With his tough, direct talk, the 50-year-old Mr. Kleinschmidt – who has such hot spots as Afghanistan, Kosovo and Somalia on his résumé – has earned the respect of most older refugees, who see him as battling hard for their interests. But he can’t seem to win over the children. “They’re a major headache,” he says bluntly. “Sixty thousand kids who are bored and traumatized.”
Mr. Kleinschmidt knows first-hand just how dangerous that combination can be. He was walking down the camp’s main market street this spring when a boy of about 10 narrowly missed him with a rock.
Rocks are hardly in short supply. In an effort to keep down the sand and minimize the ferocity of the daily dust storms, UNHCR laid a carpet of stones – a decision Mr. Kleinschmidt now regrets. “The UN provided these kids ammunition for the next 20 years,” he says with a sigh. Many aid workers’ cars have cracked windshields.
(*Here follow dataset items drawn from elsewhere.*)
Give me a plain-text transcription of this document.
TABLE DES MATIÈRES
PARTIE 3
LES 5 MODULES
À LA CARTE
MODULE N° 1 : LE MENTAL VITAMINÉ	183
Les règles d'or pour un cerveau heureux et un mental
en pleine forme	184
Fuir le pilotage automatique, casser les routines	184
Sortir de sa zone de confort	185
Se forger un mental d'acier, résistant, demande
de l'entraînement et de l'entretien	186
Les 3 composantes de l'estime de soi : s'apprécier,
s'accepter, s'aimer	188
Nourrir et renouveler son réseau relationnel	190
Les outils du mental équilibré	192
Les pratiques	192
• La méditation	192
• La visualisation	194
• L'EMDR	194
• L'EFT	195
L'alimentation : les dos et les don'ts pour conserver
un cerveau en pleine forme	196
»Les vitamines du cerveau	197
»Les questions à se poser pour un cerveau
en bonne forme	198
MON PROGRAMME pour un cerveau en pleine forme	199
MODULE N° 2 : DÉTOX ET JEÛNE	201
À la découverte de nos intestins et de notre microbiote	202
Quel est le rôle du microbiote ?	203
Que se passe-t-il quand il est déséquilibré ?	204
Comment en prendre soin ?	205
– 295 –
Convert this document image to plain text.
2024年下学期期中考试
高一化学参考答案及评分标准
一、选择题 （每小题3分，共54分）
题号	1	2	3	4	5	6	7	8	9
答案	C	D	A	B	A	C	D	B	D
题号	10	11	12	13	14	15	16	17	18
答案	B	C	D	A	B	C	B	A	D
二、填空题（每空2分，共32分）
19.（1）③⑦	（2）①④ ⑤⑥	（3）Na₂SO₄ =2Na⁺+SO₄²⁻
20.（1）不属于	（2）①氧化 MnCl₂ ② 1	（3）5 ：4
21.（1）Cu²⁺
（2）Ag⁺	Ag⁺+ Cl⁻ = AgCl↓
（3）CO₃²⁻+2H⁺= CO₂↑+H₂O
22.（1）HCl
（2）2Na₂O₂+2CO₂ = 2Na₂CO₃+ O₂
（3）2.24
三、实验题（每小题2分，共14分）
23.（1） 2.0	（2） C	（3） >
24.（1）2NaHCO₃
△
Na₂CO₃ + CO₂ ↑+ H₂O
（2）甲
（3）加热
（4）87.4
Fed up, he decided to give chase down a narrow alley, only to have the boy turn and pull a knife, which he luckily managed to wrestle away without injury.
Mr. Kleinschmidt is not the only authority figure to feel the wrath of the Zaatari generation. Young gangs swing into action whenever the smugglers need a distraction, pelting Jordanian police positions with stones. On one occasion, they went so far as to overrun police headquarters during a shift change, making off with whatever they could.
Zaatari is the first camp, Mr. Kleinschmidt says, where he has found the behaviour of the children to be the biggest worry. “Anyone who walks near kids thinks, ‘When are the stones coming?’ I’ve never seen that anywhere,” he says. “I’m afraid of the kids here.”
For sale: anything from fine pastry to underage prostitutes
At the heart of Zaatari is a potholed dirt road dubbed the “Champs-Élysées.” It’s hard to imagine anything further from the glitter of Paris but the street is nonetheless a testament to the resilience and enterprise of the stranded Syrians.
Tiny hardware stores and shawarma restaurants sit beside juice stands and barber shops, each stall made with sheets of corrugated tin. It’s said you can buy anything, from wedding gowns and baklava pastries as good as those in Damascus, to child labourers and underage prostitutes.
Not far from the camp’s main gate, Mahmoud Hoshan has a mobile phone shop. He sells few of the old Nokias hanging on the wall, but is an expert at fixing screens and keypads destroyed by Zaatari’s epic dust storms.
Mr. Hoshan sends his daughter to classes, but keeps sons Basel, 15, and Raed, 8, with him at the shop. It’s more important, he explains, that they learn the family business than go to a school he believes is full of violence, and where students accustomed to learning about their homeland, and French as a second language, are struggling with a Jordanian curriculum and English.
Basel and Raed are among untold thousands of working children in Zaatari. The highway that leads to Mafraq, a city just to the west, is lined with kids – some just four or five years old – selling donated food and other goods to passing drivers for badly needed cash. Within the camp, children push wheelbarrows through the alleys for about 35 cents a load, or work as runners for the mighty smugglers.
Most of the labour isn’t strenuous, but many of the children are now starting their third straight year outside the classroom. They may never go back. Whenever this war ends, a country that has long prided itself on having a well-educated population will face a generation with almost no schooling at all.
One other reason Mr. Hoshan refuses to enroll his boys is sheer optimism – he believes everyone will be going back to Syria as soon as the U.S. bombs the Assad regime and turns the tide. U.S. President Barack Obama’s vow to punish the regime raised expectations that the ordeal is about to end. The nuances of his talk of a “limited strike” and the politics that saw him postpone his plans this week in favour of a Russian-led diplomatic effort are lost on most.
“Everybody is waiting for the strike. They don’t want to be disappointed. People are selling their things, getting ready to go back,” Mr. Hoshan says.